On 21 Oct 2015, at 4:18 PM, Stefan Eissing <stefan.eiss...@greenbytes.de> wrote:

> How good does this mechanism work for mod_http2? On the one side it's the 
> same, on the other quite different.
> 
> On the real, main connection, the master connection, where the h2 session 
> resides, things are
> pretty similar with some exceptions:
> - it is very bursty. requests continue to come in. There is no pause between 
> responses and the next request.
> - pauses, when they happen, will be longer. clients are expected to keep open 
> connections around for
>  longer (if we let them).
> - When there is nothing to do, mod_http2 makes a blocking read on the 
> connection input. This currently
>  does not lead to the state B) or C). The worker for the http2 connection 
> stays assigned. This needs
>  to improve.

The blocking read breaks the spirit of the event MPM.

In theory, as long as you enter the write completion state and then not leave 
until your connection is done, this problem will go away.

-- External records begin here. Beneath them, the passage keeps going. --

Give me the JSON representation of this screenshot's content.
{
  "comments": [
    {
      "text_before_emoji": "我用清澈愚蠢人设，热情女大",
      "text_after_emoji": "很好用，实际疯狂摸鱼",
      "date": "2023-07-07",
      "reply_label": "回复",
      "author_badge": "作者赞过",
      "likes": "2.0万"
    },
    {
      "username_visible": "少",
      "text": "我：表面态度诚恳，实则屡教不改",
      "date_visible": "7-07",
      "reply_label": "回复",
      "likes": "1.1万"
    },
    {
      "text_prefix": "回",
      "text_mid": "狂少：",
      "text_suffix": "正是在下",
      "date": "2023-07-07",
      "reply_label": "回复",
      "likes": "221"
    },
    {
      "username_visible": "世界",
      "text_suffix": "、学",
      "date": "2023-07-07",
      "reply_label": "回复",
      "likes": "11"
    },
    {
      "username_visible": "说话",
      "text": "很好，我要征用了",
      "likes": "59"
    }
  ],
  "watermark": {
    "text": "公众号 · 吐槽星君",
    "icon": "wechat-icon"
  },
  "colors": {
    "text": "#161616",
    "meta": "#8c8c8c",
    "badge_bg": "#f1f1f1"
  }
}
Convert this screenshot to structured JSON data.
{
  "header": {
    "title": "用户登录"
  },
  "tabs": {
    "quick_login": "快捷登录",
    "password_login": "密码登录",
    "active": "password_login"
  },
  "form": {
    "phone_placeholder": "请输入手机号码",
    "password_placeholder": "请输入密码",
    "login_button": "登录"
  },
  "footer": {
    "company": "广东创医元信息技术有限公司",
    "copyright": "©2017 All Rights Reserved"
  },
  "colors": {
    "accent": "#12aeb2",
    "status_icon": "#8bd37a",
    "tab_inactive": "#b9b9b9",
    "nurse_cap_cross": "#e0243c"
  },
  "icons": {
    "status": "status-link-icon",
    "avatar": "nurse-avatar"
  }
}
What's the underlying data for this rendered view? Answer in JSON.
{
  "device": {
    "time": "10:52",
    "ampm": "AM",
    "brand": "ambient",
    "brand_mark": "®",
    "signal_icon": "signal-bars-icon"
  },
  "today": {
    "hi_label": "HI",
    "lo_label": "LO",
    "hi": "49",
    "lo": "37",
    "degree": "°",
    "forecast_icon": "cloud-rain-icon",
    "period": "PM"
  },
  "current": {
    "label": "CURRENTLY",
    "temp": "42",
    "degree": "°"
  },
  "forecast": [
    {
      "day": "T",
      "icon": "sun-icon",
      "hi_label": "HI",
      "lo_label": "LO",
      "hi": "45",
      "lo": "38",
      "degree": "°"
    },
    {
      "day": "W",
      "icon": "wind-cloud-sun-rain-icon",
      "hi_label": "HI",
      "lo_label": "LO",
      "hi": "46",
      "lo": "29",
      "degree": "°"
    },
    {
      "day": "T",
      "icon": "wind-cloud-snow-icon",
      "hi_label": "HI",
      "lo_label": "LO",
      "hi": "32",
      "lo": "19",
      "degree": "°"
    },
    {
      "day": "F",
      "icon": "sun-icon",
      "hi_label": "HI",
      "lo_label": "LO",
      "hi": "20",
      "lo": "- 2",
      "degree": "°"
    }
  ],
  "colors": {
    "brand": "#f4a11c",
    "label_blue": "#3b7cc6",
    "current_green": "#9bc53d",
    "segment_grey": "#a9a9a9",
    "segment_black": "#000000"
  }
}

If you want to read instead of write, make sure the CONN_SENSE_WANT_READ option 
is set on the connection.

(You may find reasons that stop this working, if so, these need to be isolated 
and fixed).

> This is the way it is implemented now. There may be other ways, but this is 
> the way we have. If we
> continue along this path, we have the following obstacles to overcome:
> 1. the master connection probably can play nicer with the MPM so that an idle 
> connection uses less
>   resources
> 2. The transfer of buckets from the slave to the master connection is a COPY 
> except in case of
>   file buckets (and there is a limit on that as well to not run out of 
> handles).
>   All other attempts at avoiding the copy, failed. This may be a personal 
> limitation of my APRbilities.

This is how the proxy does it.

Buckets owned by the backend conn_rec are copied and added to the frontend 
conn_rec.

> 3. The amount of buffered bytes should be more flexible per stream and 
> redistribute a maximum for 
>   the whole session depending on load.
> 4. mod_http2 needs a process wide Resource Allocator for file handles. A 
> master connection should
>   borrow n handles at start, increase/decrease the amount based on load, to 
> give best performance
> 5. similar optimizations should be possible for other bucket types (mmap? 
> immortal? heap?)

Right now this task is handled by the core network filter - it is very likely 
this problem is already solved, and you don’t need to do anything.

If the problem still needs solving, then the core filter is the place to do it. 
What the core filter does is add up the resources taken up by different buckets 
and if these resources breach limits, blocking writes are done until we’re 
below the limit again. This provides the flow control we need.

With the async filters this flow control is now made available to every filter 
in the ap_filter_setaside_brigade() function. When mod_http2 handles async 
filters you’ll get this flow control for free.

> 6. pool buckets are very tricky to optimize, as pool creation/destroy is not 
> thread-safe in general
>   and it depends on how the parent pools and their allocators are set up. 
>   Early hopes get easily crushed under load.

As soon as I see “buckets aren’t thread safe” I read it as “buckets are being 
misused” or “pool lifetimes are being mixed up".

Buckets arise from allocators, and you must never try add a bucket from one 
allocator into a brigade sourced from another allocator. For example, if you 
have a bucket allocated from the slave connection, you need to copy it into a 
different bucket allocated from the master connection before trying to add it 
to a master brigade.

Buckets are also allocated from pools, and pools have different lifetimes 
depending on what they were created for. If you allocate a bucket from the 
request pool, that bucket will vanish when the request pool is destroyed. 
Buckets can be passed from one pool to another, that is what “setaside” means.

It is really important to get the pool lifetimes right. Allocate something 
accidentally from the master connection pool on a slave connection and it 
appears to work, because generally the master outlives the slave. Until the 
master is cleaned up first, and suddenly memory vanishes unexpectedly in the 
slave connections - and you crash.

There were a number of subtle bugs in the proxy where buckets had been 
allocated from the wrong pool, and all sorts of weirdness ensued. Make sure 
your pool lifetimes are allocated correctly and it will work.

> 7. The buckets passed down on the master connection are using another buffer 
> - when on https:// -
>   to influence the SSL record sizes on write. Another COPY is not nice, but 
> write performance
>   is better this way. The ssl optimizations in place do not work for HTTP/2 
> as it has other
>   bucket patterns. We should look if we can combine this into something 
> without COPY, but with
>   good sized SSL writes.

mod_ssl already worries about buffering on it’s own, there is no need to 
recreate this functionality. Was this not working?